For relative erythrocytosis due to dehydration, treatment consists of rehydration with IV fluids and treating the underlying cause.

For primary erythrocytosis (polycythemia vera), treatment initially consists of phlebotomy (10–20 mL/kg to decrease the PCV to ∼50%–60%) with simultaneous fluid replacement.

Periodic phlebotomy with or without extra-label administration of hydroxyurea (30 mg/kg every 24 hours, PO, for 7–10 days, then 15 mg/kg every 24 hours, PO, titrated to lowest effective dose/frequency) has been advocated in affected dogs and cats. RBC, WBC, and platelet counts should be monitored during hydroxyurea treatment.

For inappropriate secondary erythrocytosis, EPO-secreting tumors should be managed with surgery, chemotherapy, or radiation therapy. Phlebotomy to normalize the PCV helps decrease hyperviscosity.

For appropriate secondary erythrocytosis, the underlying problem should be addressed.
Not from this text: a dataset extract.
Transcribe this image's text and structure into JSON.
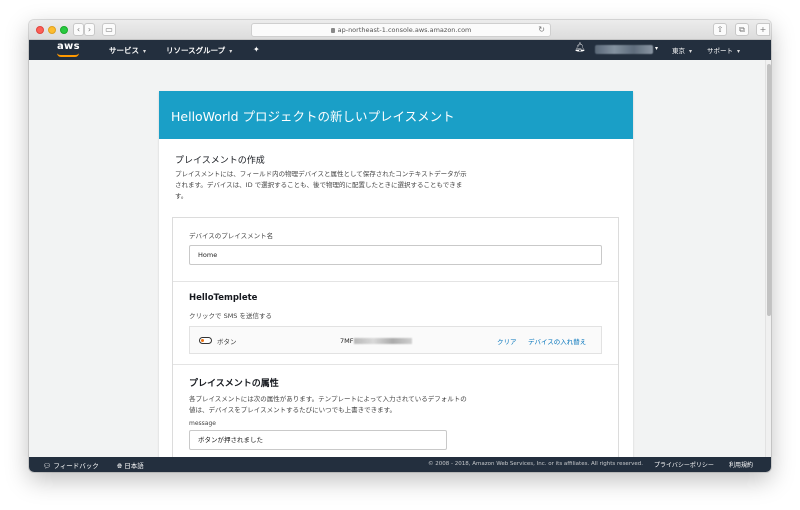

If corrective treatment of that disease process is not feasible, clinical signs associated with hyperviscosity may be alleviated by judicious phlebotomy (5–10 mL/kg) and treatment with hydroxyurea.

However, because this type of erythrocytosis is a compensatory response to hypoxia, the PCV should be maintained at values above normal reference intervals.

Key Points

  • Erythrocytosis can be classified into relative (dehydration, splenic contraction) and absolute (primary or secondary) causes.

  • Secondary erythrocytosis results from physiologically appropriate (certain cardiac and pulmonary disorders) and inappropriate (EPO-secreting tumors of the kidneys or other organs, or some non-neoplastic renal conditions) causes.

  • Primary erythrocytosis (polycythemia vera) results from the autonomous clonal proliferation of hematopoietic stem cells that require little to no EPO.

  • Clinical signs of primary erythrocytosis are attributed to increased blood viscosity and include neurologic disturbances and bleeding tendencies.

  • Primary erythrocytosis is usually diagnosed by excluding secondary causes, and it is typically treated by phlebotomy and hydroxyurea.